Cause I was wondering. Here was the Final Results, and these are on my website. We’ve only got about a minute left. I want to show you one last thing here. Look right here, this is Natural Pollen. Oh, and by the time, when the Alder came in, all the colonies took off. So, the only results that were of value were here. But look at what the Negative Controls did, they did went downhill. The Alder came in, it took an almost a month to recover. And they they just started growing like crazy.
Of the Zero of the colonies Negative Controls made it to grade for Almonds. Of the top ones, seventeen [17] out of eighteen [18] mad it to Almonds. It was a huge difference. But what I want to see, these two [2] right here, these two [2] products took off like gang busters early on, and then crashed later on. There was apparently some [Inaudible] in the nutrient. The bees benefited from all the Protein initially.
But after, okay, this is Liebig’s Law right here.

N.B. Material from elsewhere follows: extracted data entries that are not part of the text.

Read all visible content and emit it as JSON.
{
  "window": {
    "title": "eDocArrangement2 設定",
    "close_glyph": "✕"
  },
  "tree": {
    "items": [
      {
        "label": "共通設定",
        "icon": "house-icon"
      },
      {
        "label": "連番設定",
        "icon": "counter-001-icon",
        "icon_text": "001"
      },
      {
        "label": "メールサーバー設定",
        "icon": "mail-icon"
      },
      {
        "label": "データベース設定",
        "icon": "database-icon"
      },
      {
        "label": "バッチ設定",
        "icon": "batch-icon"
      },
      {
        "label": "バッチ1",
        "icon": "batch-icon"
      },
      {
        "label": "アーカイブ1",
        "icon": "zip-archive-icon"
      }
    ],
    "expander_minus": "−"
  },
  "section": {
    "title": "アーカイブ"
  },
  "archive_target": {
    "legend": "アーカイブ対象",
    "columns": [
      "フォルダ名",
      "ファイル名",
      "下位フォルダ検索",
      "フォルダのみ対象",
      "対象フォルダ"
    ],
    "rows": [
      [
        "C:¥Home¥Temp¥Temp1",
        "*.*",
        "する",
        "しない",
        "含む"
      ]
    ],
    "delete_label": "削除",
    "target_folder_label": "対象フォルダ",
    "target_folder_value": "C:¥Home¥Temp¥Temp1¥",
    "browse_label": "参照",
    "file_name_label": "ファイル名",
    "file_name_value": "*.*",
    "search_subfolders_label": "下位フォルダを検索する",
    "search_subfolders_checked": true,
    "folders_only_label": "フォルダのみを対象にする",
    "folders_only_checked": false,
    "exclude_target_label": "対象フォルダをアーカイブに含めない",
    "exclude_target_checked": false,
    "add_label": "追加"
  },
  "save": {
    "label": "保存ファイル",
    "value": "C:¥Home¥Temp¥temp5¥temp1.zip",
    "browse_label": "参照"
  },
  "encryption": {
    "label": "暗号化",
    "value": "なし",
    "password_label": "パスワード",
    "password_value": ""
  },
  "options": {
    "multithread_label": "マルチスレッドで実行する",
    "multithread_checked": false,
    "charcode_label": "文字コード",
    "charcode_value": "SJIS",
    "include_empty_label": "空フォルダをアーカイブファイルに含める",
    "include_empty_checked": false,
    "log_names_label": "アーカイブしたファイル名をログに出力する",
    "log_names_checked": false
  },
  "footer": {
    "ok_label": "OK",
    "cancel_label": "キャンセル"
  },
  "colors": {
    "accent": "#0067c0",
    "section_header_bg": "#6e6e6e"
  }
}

Limiting Nutrients: Liebig’s Law
That the Growth of plants or animals are limited by the One Limiting Nutrient. Once you supply that, then they’ll be up to the next Limiting Nutrient. So, something happened here, that all that Protein allowed these colonies just to take off. But when they ran out of the one Limiting Nutrient that Natural Pollen had, they went down below quite a bit from the Natural Pollen.
So, even though these, so for Short Term Feeding these are probably really good Pollen Subs. Cause you would not be able to keep bees alive indefinitely on them, because of that lack.